Chapter 23,404 wordsPublic domain

Un charmant travers de la duchesse Decazes avait ameuté, un jour, contre elle, on ne sait pourquoi, tout ce qu'il y avait dans Paris d'artisans en épigrammes. Tournant tout d'un coup à l'idylle, Mme la grande référendaire avait établi un chalet suisse dans ses jardins et, au milieu de ce chalet, on apercevait deux jeunes vaches du Charolais qu'elle nourrissait de sa main. Ces deux vaches furent bientôt la fable de Paris. «--Mme la duchesse Decazes fait du beurre», s'écriait Alphonse Karr dans les _Guêpes_.--Non, reprenait Nestor Roqueplan, dans les _Nouvelles à la main_, ce n'est pas du beurre, c'est du fromage.--Mon Dieu, ajoutait H. de Balzac, qui s'occupait déjà des _Jardies_, Mme la duchesse fait du beurre, du fromage et de l'engrais; vous verrez qu'elle fera bientôt des veaux.»--Vous voyez qu'on n'y mettait pas de mesure.--Les petits journaux, alors impitoyables, supputaient ce que pouvait coûter à l'État la fantaisie helvétique de Mme la duchesse Decazes.--Femme d'esprit, l'épouse du grand référendaire se mêlait d'écrire de temps en temps une Nouvelle ou un Conte.--Une gazette de l'extrême droite, s'emparant pour la circonstance de la manière du marquis de Bièvre, disait alors: «Toutes les fois que Mme la duchesse Decazes veut laisser tomber une page de sa plume, elle a bien soin de commencer par la lettre I (par la laiterie).»
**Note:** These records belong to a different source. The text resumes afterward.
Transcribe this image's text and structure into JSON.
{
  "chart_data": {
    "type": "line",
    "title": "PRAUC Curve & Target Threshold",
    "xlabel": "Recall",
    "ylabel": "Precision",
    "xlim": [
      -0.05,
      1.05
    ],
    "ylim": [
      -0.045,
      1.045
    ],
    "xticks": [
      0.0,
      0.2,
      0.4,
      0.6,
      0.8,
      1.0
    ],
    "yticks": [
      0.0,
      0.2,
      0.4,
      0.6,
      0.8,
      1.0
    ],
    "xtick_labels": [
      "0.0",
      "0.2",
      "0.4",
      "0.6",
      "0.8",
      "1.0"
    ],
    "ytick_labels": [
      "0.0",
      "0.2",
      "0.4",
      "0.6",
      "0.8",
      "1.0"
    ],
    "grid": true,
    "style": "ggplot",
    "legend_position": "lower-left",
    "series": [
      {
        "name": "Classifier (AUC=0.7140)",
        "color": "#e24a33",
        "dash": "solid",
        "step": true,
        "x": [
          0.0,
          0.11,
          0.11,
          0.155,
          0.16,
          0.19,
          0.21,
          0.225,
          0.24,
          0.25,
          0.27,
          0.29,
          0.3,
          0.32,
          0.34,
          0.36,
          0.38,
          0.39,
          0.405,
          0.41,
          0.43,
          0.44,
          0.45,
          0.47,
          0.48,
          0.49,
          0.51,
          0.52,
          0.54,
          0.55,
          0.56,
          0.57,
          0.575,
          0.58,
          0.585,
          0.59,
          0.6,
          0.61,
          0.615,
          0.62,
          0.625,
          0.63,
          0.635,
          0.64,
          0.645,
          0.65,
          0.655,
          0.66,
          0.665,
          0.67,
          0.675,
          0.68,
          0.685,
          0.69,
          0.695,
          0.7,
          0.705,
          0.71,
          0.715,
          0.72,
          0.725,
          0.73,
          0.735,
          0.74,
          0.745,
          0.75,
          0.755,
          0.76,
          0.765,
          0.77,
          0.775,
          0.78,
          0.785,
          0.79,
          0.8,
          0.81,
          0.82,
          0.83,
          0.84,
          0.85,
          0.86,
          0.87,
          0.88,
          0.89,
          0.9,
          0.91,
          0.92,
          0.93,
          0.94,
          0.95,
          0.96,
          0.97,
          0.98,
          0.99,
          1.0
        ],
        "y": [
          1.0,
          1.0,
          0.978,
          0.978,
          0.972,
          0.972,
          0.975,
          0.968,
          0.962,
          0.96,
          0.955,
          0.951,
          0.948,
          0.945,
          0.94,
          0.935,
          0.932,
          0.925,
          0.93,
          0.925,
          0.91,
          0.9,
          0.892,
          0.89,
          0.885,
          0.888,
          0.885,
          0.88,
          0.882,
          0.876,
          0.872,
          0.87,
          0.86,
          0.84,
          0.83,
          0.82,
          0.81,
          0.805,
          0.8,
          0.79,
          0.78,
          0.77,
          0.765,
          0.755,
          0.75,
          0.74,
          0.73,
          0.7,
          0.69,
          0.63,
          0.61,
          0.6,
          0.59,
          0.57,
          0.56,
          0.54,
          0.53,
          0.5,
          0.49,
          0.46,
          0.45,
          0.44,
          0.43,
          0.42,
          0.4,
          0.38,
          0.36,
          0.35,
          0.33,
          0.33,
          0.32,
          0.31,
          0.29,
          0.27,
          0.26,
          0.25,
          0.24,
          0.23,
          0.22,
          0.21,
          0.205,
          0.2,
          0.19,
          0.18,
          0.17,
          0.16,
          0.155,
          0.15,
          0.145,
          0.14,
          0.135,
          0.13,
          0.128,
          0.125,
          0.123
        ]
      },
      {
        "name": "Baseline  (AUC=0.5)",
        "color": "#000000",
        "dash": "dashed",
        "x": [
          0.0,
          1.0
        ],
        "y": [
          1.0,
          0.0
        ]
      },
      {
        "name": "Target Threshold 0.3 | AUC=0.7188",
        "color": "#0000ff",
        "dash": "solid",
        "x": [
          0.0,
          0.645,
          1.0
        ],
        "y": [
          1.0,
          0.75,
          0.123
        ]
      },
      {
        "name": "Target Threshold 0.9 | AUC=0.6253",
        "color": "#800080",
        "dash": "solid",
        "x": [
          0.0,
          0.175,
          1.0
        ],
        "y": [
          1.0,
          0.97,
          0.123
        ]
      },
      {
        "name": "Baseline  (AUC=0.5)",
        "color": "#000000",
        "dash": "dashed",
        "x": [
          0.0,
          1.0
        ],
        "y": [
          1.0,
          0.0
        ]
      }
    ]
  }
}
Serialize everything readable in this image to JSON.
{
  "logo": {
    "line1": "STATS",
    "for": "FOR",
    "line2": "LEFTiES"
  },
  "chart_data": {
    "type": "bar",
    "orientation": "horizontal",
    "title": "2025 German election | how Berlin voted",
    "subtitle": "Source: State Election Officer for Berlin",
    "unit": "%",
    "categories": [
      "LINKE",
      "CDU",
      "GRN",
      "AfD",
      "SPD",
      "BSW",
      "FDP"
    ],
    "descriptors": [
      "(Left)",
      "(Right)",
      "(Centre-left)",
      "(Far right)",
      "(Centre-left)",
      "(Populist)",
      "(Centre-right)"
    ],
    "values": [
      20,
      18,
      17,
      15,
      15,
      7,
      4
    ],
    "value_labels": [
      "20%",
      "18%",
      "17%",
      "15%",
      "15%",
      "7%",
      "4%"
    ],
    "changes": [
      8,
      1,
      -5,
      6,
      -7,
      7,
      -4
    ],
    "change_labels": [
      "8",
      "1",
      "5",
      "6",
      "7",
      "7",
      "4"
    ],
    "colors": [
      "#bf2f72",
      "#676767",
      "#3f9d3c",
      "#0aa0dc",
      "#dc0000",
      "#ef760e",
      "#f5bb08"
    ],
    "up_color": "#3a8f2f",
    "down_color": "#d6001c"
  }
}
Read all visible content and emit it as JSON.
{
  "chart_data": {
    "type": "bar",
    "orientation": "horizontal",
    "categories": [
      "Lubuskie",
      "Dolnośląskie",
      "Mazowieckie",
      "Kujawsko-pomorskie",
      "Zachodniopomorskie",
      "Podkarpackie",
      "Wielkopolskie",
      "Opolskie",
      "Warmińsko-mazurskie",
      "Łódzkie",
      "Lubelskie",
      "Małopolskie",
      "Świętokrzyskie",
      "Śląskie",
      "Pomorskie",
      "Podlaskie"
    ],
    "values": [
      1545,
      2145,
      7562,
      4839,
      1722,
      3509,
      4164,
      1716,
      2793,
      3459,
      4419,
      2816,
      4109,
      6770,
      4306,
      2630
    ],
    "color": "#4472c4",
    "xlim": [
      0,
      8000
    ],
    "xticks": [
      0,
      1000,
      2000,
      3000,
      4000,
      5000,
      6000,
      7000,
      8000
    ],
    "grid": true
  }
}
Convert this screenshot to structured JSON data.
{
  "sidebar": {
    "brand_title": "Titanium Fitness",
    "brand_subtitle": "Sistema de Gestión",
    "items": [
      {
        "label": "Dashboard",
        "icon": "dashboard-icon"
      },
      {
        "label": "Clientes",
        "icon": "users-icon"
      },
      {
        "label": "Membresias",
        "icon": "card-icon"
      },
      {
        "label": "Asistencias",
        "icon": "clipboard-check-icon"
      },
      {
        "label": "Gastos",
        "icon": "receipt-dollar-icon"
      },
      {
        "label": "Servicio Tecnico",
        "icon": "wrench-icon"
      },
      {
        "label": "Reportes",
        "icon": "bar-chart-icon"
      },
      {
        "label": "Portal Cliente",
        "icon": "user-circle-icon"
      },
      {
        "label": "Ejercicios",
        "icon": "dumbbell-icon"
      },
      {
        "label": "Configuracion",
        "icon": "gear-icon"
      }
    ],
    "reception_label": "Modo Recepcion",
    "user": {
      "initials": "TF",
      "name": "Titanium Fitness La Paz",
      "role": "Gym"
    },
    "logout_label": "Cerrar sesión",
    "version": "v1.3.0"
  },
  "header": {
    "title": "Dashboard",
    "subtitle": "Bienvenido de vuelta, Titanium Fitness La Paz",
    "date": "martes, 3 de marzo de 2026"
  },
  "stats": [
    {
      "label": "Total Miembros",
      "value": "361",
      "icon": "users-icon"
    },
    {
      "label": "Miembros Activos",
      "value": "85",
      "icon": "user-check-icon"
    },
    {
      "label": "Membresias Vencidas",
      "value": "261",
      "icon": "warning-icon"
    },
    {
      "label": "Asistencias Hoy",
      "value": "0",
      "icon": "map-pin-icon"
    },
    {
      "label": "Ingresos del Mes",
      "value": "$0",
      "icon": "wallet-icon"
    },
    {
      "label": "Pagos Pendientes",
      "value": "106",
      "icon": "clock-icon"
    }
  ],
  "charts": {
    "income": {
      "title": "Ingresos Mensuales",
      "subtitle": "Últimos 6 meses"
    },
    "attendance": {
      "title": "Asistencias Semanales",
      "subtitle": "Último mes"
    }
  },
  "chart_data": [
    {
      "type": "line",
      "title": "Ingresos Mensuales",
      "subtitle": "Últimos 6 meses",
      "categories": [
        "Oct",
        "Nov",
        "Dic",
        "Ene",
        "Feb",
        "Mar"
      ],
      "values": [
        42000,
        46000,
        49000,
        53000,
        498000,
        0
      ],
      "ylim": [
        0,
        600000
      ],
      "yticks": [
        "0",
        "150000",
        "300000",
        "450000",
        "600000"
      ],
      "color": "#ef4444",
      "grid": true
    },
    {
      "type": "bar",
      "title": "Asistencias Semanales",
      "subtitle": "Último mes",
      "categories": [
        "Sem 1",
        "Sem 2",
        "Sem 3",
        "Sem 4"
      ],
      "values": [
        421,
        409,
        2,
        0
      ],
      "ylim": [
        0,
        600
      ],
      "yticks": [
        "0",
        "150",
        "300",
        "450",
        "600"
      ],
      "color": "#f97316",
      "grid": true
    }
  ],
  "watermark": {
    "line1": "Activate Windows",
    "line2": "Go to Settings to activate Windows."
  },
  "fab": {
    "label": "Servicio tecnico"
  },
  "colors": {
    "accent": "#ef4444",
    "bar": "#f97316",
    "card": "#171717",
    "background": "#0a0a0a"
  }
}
--Tout cela n'a pris fin qu'à la révolution de Février.

Un peintre d'un grand talent, Chintreuil, élève de Corot, qui vient de mourir, avait eu des commencements excessivement difficiles. En d'autres termes, il avait mangé de la vache enragée pendant toute sa jeunesse. A la longue, le talent était venu, la réputation s'était fait jour et amenait le succès. Le paysagiste passait l'été aux environs de Paris, croyant que l'avenir lui souriait.

Il résidait à Septeuil, dans une jolie petite maison à contrevents verts, cachée sous les arbres. La Fortune, toujours railleuse, lui avait donné pour jardinier un Calino de premier calibre.

--Tu arroseras le jardin tous les jours, pendant la sécheresse, avait dit le peintre.

--Je l'arroserai régulièrement à quatre heures, après avoir fait ma besogne.

Un jour, à trois heures, le temps se couvre, l'orage éclate. Bientôt la pluie tombe à torrents. Il est devenu impossible d'arroser. Le lendemain, vers deux heures, Chintreuil aperçoit le jardinier qui accourt, l'arrosoir à la main.

--Qu'y a-t-il donc, dit l'artiste.

--Ah! monsieur, je me hâte d'arroser. Le temps se couvre. S'il venait à pleuvoir, je ne pourrais pas faire ma besogne et le jardin en souffrirait.

_Dernières nouvelles._--L'hippopotame est mort.

--On parle d'un suicide.--L'amphibie a voulu finir à la manière de Caton.

Philibert Audebrand.

NOS GRAVURES

Odilon Barrot

Encore une des grandes figures du siècle qui disparaît. Odilon Barrot s'est éteint à Bougival, le 7 août, à l'âge de quatre-vingt-deux ans. Depuis 1814, et dans des positions très-diverses, il figurait au premier rang de ce qu'on appelle politiquement et historiquement l'école libérale. Pour dire tout ce qu'a fait Odilon Barrot dans ce laps de soixante années, il faudrait repasser toute notre histoire nationale depuis la chute de Napoléon Ier. Partout on trouve son nom mêlé aux plus gros événements. Et ce nom n'est pas celui qui brille avec le moins d'éclat parmi ceux que retiennent respectueusement les contemporains et la postérité.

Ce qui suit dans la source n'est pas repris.